Haydn’s Applausus – Classical Opera/Ian Page at Cadogan Hall

Haydn
Applausus, Hob.XXIVa:6 – Cantata to an anonymous libretto [sung in Latin, with English surtitles; probable UK premiere]

Temperantia – Ellie Laugharne
Prudentia – Elspeth Marrow
Justitia – Thomas Elwin
Fortitudo – John Savournin
Theologia – David Shipley

The Mozartists
Ian Page


Reviewed by: Curtis Rogers

Reviewed: 15 March, 2018
Venue: Cadogan Hall, London

Haydn’s Applausus – Classical OperaClassical Opera’s Mozart 250 project unearthed for this anniversary exploration of 1768 Haydn’s little-known allegorical cantata Applausus. It was composed to celebrate the fiftieth anniversary of the taking of monastic vows by Rainer Kollmann, abbot of the Cistercian monastery in Zwettl (Lower Austria). There is no drama as such but rather the personifications of the four Cardinal virtues assembled to discuss and recommend their qualities, moderated (in both senses of the term) by Theology (also described as Wisdom in the score, allowing a de-Christianised, more purely philosophical reading of the work if desired).

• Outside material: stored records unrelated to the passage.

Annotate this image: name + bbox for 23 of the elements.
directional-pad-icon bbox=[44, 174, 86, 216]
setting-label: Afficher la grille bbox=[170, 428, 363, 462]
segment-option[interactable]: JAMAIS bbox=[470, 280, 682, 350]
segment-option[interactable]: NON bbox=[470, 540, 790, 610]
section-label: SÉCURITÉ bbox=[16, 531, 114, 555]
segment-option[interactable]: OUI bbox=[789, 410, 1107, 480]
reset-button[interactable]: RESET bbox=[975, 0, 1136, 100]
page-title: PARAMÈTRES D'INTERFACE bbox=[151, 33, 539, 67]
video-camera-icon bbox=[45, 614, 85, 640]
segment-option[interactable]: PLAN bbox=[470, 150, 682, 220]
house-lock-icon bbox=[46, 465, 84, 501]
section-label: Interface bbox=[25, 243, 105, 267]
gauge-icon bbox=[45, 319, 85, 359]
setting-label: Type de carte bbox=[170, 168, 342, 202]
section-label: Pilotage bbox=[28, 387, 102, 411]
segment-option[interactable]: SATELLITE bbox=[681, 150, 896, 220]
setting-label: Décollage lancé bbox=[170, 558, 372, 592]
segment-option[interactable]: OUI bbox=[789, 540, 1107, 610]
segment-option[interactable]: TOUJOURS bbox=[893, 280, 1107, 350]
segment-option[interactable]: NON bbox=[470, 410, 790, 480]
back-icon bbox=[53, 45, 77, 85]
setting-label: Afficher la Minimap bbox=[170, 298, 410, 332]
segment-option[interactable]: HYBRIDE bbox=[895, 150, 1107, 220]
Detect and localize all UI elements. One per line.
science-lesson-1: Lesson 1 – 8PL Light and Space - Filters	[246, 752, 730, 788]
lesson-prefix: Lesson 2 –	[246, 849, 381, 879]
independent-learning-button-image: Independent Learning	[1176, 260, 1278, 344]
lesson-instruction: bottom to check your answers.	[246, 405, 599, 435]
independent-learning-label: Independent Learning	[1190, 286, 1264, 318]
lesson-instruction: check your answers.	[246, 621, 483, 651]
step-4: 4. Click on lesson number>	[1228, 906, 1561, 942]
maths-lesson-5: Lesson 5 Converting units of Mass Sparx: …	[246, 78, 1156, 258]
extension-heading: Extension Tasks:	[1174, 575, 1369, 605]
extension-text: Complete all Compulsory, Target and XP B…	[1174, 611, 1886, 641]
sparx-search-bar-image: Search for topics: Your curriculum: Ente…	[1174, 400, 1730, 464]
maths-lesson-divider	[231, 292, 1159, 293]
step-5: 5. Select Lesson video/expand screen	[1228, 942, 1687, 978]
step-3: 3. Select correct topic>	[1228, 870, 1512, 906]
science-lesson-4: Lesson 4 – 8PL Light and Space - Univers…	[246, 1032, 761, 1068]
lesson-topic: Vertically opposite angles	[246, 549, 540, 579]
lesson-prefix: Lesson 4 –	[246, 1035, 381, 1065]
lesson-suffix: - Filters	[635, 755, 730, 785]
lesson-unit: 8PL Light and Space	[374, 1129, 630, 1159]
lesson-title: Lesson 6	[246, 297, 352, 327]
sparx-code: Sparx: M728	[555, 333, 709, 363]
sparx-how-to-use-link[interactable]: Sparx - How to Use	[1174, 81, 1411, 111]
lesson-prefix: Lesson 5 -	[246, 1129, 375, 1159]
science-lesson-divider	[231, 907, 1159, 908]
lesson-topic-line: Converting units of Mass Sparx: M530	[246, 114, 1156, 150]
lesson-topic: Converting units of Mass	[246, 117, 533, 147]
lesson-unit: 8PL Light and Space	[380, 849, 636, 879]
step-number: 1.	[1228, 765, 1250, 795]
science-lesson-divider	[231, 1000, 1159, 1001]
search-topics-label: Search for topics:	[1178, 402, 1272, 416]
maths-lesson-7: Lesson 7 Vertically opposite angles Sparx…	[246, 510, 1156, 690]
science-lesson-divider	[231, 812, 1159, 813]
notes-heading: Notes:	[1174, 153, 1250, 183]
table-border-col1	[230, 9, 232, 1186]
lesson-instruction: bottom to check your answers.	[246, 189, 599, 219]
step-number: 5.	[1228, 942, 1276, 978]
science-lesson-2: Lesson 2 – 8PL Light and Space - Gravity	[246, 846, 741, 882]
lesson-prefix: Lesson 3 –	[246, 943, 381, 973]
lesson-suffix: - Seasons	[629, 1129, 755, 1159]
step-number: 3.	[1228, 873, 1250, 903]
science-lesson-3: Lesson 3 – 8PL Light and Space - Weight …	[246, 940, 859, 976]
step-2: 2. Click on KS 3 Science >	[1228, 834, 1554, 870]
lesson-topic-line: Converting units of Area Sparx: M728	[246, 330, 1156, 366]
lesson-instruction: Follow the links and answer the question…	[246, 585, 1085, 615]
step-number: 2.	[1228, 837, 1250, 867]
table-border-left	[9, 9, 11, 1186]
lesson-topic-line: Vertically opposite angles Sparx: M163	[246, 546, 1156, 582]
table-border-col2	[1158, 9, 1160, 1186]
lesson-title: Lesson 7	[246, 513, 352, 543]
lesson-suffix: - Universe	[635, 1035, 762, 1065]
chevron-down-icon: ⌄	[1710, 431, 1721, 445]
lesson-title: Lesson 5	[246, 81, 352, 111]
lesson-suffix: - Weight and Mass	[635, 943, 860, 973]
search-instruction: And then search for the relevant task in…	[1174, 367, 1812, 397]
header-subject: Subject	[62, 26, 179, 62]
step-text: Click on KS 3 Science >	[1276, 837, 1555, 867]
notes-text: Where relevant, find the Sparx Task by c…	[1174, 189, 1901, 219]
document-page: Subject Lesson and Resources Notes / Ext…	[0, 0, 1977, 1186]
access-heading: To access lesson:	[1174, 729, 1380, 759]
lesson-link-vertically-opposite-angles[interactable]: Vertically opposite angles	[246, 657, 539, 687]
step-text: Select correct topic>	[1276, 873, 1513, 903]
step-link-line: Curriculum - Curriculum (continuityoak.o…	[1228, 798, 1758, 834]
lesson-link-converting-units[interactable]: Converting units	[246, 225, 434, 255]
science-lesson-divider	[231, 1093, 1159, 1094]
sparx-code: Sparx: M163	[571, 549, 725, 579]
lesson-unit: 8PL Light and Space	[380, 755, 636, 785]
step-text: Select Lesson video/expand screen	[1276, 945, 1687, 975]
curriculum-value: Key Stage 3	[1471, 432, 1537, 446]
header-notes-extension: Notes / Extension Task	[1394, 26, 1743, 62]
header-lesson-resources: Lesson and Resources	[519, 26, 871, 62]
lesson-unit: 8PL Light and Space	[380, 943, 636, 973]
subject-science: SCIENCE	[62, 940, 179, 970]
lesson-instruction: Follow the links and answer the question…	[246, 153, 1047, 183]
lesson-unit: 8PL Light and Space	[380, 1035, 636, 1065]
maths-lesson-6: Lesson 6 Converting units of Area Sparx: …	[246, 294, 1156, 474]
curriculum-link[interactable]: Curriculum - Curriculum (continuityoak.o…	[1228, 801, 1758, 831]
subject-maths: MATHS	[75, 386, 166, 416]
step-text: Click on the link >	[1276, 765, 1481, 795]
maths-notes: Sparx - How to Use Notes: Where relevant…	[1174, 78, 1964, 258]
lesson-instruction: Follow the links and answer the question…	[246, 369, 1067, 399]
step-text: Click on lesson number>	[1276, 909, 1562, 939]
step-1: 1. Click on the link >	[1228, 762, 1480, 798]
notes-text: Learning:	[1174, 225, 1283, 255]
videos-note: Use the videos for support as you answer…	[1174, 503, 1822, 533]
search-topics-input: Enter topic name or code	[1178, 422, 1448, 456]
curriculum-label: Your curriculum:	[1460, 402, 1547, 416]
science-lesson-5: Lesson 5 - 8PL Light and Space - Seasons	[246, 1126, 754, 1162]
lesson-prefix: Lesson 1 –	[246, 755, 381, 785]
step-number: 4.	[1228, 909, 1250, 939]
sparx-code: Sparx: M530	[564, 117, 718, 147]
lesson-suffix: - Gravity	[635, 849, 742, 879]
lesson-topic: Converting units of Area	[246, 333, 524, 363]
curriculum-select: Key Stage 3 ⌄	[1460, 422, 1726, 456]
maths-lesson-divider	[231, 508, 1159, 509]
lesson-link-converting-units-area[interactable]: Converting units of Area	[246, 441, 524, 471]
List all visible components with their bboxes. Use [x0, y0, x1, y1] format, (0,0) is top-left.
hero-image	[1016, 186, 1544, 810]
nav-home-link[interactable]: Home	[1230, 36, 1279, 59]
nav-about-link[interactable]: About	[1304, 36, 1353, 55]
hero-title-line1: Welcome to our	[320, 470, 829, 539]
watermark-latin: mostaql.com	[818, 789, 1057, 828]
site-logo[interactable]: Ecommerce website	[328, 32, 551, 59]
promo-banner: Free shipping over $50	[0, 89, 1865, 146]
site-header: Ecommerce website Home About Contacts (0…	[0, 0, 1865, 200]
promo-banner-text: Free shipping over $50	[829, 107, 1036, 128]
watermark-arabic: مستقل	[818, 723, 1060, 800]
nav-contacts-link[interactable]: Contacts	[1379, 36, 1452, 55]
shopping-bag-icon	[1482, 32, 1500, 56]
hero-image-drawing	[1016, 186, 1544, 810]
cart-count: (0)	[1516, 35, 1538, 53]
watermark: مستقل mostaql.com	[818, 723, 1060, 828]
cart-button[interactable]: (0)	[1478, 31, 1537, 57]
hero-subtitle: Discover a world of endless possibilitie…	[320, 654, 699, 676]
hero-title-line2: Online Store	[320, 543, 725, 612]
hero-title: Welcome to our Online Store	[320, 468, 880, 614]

In his programme note Ian Page issued an apologia in advance for that near absence of plot and the long duration of its eight numbers. In fairness, the da capo structure of the latter are similar in form and length to those of other extended sacred and secular vocal works of the time, as listeners will find with Haydn’s early masses, and the Stabat Mater (also 1767-68), or Mozart’s early operas. Comprising about two hours of music, Applausus may perhaps constitute too much of a good thing, with its largely unvaried sequence of meditative arias, but that lack of developmental structure could be seen as achieving for the otherwise rarefied discipline of moral theology the same as Haydn’s Seven Last Words of Our Saviour on the Cross would do for contemplative spirituality nearly two decades later. Both practices had, and still have, an honoured place in Christian theology and so both works represent equally valid artistic expressions of religious and ethical experience.

Page and The Mozartists approached the more florid, Rococo language of Applausus with enthusiasm, beginning with the Overture that took over the opening two movements of the contemporary Symphony 38, with its bustling first movement, and in the second a genteel approach to the witty echoing punctuations by the second violinists to the firsts’ phrases (the two ranks appropriately placed antiphonally). It is not the musicians’ fault that Haydn’s music in the subsequent Cantata is fairly uniform, but they might more often have created greater interest and structure within each aria than merely ploughing through with dutiful alacrity.

Likewise with the singers: the arias do not require extrovert theatrical delivery, but a more colourful and nuanced turn of phrase from time to time would have been welcome. Elli Laugharne’s Temperance was lucid and graceful, however, and combined winningly with Elspeth Marrow’s Prudentia. Making the biggest contribution, Thomas Elwin as Justice was generally lyrical, though some of his melismas bordered on a drawl. John Savournin declaimed the part of Fortitude well, exuding lithe gravitas in his stormy aria. If David Shipley was a touch dry on his initial appearance as Theology, he projected his aria better.

Steven Devine provided robust support on the harpsichord in the recitatives, and came into the limelight with impressively embellished flourishes for Justice’s ‘O pii Patres Patriae!’, spun in delicate counterpoint to Elwin’s singing. Ranging widely over the violin’s tessitura in ‘O beatus in colatus!’, Daniel Edgar’s solo was consoling, though thin in tone and oddly sounding like a viola at times in not squarely achieving exact intonation lower down.

Believed to be the first public performance ever of Applausus in the UK, this offered a fascinating encounter with an obscure aspect of Haydn’s output, but charming as the music is, it is unlikely to be hailed by anyone as a missing masterpiece or require any fundamental reappraisal of Haydn’s genius which was still in transition to fully-fledged Classicism at this point in his career.